🤖 AI Summary
OCT images are severely degraded by multiplicative speckle noise, obscuring fine anatomical structures and posing challenges for simultaneous denoising and structural fidelity preservation. To address this, we propose an anatomy-aware diffusion-based denoising framework grounded in Gamma distribution modeling. First, the Gamma distribution is adopted to more accurately characterize the statistical properties of OCT speckle noise. Second, an anatomy fidelity constraint is incorporated into the DDIM sampling process to suppress high-frequency artifacts and enhance reconstruction of retinal layer boundaries and microstructures. Third, a preprocessing-guided inference acceleration mechanism is introduced. Evaluated on paired OCT datasets, our method achieves statistically significant improvements in PSNR, SSIM, and MSE over conventional filters and state-of-the-art deep learning models. Qualitative assessment confirms superior edge sharpness, inter-layer contrast, and preservation of clinically critical anatomical details.
📝 Abstract
Optical Coherence Tomography (OCT) is a vital imaging modality for diagnosing and monitoring retinal diseases. However, OCT images are inherently degraded by speckle noise, which obscures fine details and hinders accurate interpretation. While numerous denoising methods exist, many struggle to balance noise reduction with the preservation of crucial anatomical structures. This paper introduces GARD (Gamma-based Anatomical Restoration and Denoising), a novel deep learning approach for OCT image despeckling that leverages the strengths of diffusion probabilistic models. Unlike conventional diffusion models that assume Gaussian noise, GARD employs a Denoising Diffusion Gamma Model to more accurately reflect the statistical properties of speckle. Furthermore, we introduce a Noise-Reduced Fidelity Term that utilizes a pre-processed, less-noisy image to guide the denoising process.
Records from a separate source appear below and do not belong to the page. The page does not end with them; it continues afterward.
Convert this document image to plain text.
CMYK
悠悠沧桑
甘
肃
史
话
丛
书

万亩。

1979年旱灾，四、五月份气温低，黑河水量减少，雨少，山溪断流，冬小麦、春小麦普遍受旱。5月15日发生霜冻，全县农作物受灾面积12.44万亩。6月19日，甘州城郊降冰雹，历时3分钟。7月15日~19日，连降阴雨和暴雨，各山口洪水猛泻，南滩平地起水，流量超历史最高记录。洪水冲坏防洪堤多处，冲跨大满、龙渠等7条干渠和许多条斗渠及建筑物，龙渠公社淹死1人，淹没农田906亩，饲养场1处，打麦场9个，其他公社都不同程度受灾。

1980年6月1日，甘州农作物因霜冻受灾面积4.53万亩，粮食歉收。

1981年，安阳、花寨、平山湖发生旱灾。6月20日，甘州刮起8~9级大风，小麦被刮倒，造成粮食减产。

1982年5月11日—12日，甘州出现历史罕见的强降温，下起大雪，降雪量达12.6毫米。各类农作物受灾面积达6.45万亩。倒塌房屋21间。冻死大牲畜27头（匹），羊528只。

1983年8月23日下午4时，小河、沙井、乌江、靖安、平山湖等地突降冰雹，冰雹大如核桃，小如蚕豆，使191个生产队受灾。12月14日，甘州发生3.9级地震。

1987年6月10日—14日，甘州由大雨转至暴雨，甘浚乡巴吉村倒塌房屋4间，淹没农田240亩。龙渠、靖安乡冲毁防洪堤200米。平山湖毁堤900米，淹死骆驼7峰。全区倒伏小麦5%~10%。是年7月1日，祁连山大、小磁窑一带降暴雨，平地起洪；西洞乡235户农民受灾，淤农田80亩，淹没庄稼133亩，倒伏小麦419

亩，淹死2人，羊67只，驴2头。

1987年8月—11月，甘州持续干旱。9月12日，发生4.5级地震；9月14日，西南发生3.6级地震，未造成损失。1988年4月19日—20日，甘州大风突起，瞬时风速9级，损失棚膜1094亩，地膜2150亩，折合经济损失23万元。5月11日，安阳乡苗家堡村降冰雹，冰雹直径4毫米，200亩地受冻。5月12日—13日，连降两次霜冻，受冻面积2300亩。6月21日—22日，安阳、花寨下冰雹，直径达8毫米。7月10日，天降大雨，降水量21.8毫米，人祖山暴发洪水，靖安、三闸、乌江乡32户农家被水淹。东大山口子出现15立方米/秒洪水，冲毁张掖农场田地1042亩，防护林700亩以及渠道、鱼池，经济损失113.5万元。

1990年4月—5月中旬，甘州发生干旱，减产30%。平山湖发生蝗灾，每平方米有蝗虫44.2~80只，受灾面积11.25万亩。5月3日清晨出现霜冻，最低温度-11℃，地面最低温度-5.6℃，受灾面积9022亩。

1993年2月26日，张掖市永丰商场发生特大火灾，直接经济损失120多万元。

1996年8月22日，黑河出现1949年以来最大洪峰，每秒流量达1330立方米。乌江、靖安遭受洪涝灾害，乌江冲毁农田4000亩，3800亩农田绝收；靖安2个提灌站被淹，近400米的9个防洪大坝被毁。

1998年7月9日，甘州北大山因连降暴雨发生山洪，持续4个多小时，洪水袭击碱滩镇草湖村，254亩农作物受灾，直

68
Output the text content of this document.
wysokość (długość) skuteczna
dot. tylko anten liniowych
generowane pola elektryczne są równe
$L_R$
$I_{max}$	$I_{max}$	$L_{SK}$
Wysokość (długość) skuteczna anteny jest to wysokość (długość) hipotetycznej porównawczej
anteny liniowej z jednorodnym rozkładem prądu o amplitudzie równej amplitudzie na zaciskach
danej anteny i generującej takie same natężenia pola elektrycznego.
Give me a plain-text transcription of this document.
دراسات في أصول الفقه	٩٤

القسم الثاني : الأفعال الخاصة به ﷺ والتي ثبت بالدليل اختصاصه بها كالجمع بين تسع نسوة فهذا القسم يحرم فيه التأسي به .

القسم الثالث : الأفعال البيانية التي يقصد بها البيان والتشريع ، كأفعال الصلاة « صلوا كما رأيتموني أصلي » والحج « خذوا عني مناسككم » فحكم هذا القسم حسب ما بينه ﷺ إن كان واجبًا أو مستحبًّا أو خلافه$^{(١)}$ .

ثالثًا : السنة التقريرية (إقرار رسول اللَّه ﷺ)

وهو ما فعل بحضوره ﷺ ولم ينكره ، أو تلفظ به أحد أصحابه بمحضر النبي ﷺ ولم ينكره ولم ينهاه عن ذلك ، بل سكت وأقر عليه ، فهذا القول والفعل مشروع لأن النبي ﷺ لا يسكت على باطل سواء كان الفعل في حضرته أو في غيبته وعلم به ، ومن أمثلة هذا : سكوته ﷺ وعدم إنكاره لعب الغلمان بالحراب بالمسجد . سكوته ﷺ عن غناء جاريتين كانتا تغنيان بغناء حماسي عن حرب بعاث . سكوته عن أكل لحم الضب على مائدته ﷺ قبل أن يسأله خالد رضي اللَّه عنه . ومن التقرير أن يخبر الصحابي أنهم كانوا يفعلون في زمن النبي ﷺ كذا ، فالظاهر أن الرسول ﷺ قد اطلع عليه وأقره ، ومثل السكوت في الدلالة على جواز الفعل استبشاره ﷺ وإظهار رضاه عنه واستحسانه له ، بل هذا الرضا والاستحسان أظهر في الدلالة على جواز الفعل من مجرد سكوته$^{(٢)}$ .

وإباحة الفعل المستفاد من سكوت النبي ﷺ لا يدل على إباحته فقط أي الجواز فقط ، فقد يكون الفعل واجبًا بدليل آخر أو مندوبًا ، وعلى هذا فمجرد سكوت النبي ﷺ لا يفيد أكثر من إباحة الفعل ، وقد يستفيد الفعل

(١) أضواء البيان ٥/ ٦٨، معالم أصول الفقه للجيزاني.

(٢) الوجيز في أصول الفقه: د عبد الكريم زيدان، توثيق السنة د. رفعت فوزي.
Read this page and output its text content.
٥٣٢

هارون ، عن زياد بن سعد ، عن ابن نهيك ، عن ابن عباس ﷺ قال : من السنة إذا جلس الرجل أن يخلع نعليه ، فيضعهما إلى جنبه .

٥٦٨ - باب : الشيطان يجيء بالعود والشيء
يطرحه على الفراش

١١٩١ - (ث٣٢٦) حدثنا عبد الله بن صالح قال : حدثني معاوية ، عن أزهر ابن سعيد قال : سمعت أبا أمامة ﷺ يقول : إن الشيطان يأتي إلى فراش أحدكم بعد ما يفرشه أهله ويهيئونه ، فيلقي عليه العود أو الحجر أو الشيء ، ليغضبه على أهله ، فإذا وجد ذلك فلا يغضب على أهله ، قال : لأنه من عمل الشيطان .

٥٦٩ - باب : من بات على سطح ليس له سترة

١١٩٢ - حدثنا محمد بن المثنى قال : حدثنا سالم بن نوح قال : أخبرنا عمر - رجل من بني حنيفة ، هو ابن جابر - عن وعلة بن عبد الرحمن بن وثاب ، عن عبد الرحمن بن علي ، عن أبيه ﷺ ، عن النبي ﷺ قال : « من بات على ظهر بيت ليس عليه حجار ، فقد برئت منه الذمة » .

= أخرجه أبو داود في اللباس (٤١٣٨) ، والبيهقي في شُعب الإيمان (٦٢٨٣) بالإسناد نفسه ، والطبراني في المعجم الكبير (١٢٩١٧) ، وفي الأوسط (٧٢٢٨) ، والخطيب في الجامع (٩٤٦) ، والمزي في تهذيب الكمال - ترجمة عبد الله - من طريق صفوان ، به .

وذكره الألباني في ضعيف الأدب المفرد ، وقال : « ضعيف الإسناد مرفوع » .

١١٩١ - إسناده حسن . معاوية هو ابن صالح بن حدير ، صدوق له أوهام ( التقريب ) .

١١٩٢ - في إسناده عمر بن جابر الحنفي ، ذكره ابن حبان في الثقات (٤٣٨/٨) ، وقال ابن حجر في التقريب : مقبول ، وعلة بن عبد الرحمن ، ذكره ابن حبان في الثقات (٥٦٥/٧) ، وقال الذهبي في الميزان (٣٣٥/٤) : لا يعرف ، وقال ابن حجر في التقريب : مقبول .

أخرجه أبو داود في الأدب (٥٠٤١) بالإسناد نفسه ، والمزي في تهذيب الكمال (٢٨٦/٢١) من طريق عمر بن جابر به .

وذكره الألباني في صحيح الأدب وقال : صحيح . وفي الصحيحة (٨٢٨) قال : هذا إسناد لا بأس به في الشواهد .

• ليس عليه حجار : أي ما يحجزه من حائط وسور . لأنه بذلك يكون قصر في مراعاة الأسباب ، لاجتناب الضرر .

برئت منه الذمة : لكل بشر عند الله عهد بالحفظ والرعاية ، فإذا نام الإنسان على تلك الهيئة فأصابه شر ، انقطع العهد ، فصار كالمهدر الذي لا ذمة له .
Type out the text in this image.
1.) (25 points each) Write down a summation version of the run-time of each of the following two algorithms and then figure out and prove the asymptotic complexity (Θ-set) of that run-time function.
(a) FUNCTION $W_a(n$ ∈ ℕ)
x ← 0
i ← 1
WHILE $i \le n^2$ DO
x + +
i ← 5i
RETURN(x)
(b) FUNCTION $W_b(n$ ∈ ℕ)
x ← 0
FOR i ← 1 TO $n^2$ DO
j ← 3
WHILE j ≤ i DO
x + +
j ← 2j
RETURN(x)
This crucial addition prevents the reintroduction of high-frequency noise. We accelerate the inference process by adapting the Denoising Diffusion Implicit Model framework to our Gamma-based model. Experiments on a dataset with paired noisy and less-noisy OCT B-scans demonstrate that GARD significantly outperforms traditional denoising methods and state-of-the-art deep learning models in terms of PSNR, SSIM, and MSE. Qualitative results confirm that GARD produces sharper edges and better preserves fine anatomical details.